Lançamento da Campanha 'Stop à Violência'

O presidente da Federação Portuguesa de Futebol, Pedro Proença, foi o anfitrião do lançamento da campanha Stop à Violência, realizada na Arena Portugal, em Oeiras. Durante o evento, o dirigente assegurou que a luta contra a agressividade é prioritária e constante, independentemente da competição.

Sobre a vigilância da entidade, Proença declarou: “É uma mera coincidência de datas acontecer isto hoje, no dia da meia-final da Taça de Portugal. O apelo é sempre feito, quer seja no jogo da meia-final da Taça de Portugal quer nos 306 jogos organizados na I Liga, os mesmos na II Liga e todas as competições não profissionais. O apelo é constante e sempre que virmos que as coisas não estão a seguir o seu caminho, interviremos. Será sempre esse o nosso papel”.

Estratégia de Prevenção e Regulamentação

O líder federativo detalhou que esta iniciativa é apenas a fase inicial de uma estratégia mais abrangente dividida em três etapas. Segundo Pedro Proença: “Um [momento], é esta campanha de prevenção que estamos hoje a lançar. Segundo aspeto, já anunciámos também um processo de autorregulação de alterações muito profundas nos regulamentos em determinados ilícitos regulamentares ou disciplinares, que contempla não só agressões a agentes desportivos, linguagem injuriosa ou grosseira entre agentes desportivos e o terceiro nível tem que ver com alterações que queremos ver na lei da violência”.

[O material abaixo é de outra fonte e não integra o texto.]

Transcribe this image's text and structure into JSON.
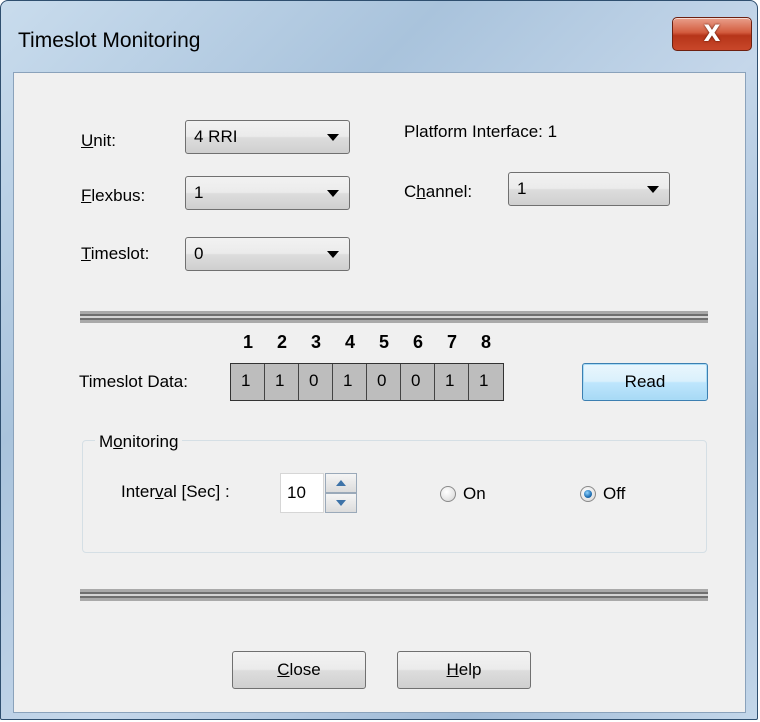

Quanto ao clima envolvente ao clássico entre FC Porto e Sporting, o antigo árbitro mostrou-se confiante: “Queremos uma satisfação para os adeptos e acreditamos que hoje vai correr tudo bem e que seja um grande espetáculo desportivo”.

A Perspetiva Governamental

A ministra da Cultura, Juventude e do Desporto, Margarida Balseiro Lopes, também interveio, sublinhando a importância de manter a integridade do desporto para proteger a imagem do país. “Para conseguirmos preservar esta imagem que de facto tem granjeado muito respeito a nível internacional, temos de promover esta cultura de respeito e integridade para salvaguardarmos um dos maiores ativos que o país tem à sua disposição, o desporto, e em particular o futebol”, salientou a governante.

A ministra destacou ainda a projeção externa da modalidade: “Já disse várias vezes que [o futebol] é um dos maiores embaixadores que Portugal tem na sua projeção internacional e que também tem granjeado respeito internacional que, de alguma forma, nos criou melhores condições para organizarmos grandes eventos internacionais já muito recentemente e nos próximos anos, nomeadamente o Mundial, com o Marrocos e com Espanha”.

O Papel da APCVD

Balseiro Lopes referiu a importância do trabalho técnico desenvolvido pela Autoridade para a Prevenção e Combate à Violência no Desporto (APCVD), sugerindo: “Sugiro que se fale com o Sr. Presidente da APCVD [Rodrigo Cavaleiro], que é de facto a entidade que tem feito, juntamente com as forças de Segurança, um trabalho notável desenvolvido ao longo dos últimos anos que também é muito técnico e não político, e é também é importante separar as águas do que cada um deve fazer e que missão tem a desempenhar. Ouvir a APCVD pode ser muito importante”.

Críticas à Gestão dos Clubes

Por outro lado, Joaquim Evangelista, presidente do Sindicato dos Jogadores Profissionais de Futebol (SJPF), aproveitou o momento para criticar a conduta dos presidentes dos clubes grandes. Sobre a postura de Rui Costa, Frederico Varandas e André Villas-Boas, considerou: “Acho que temos de ter a capacidade de dizê-lo abertamente: não tem nada que ver com as pessoas, que respeito os três, mas compreendo que neste quadro, que é o desporto, o futebol, a competição, que tenham enveredado por esse caminho, mas devemos a todo o custo evitá-lo. Não acrescenta valor ao desporto nacional”.

Evangelista lamentou a fragilidade das relações institucionais em momentos de tensão: “Acho que, apesar de tudo, eles conseguem ter uma relação institucional. Depois, em determinados momentos da competição, momentos atípicos, que têm que ver com resultados ou arbitragens, há uma tendência para fugir ao que deveria ser um comportamento normalizado, de respeito mútuo, de elevação, na própria relação entre eles. Não compreendo como os dirigentes não conseguem sentar-se juntos”.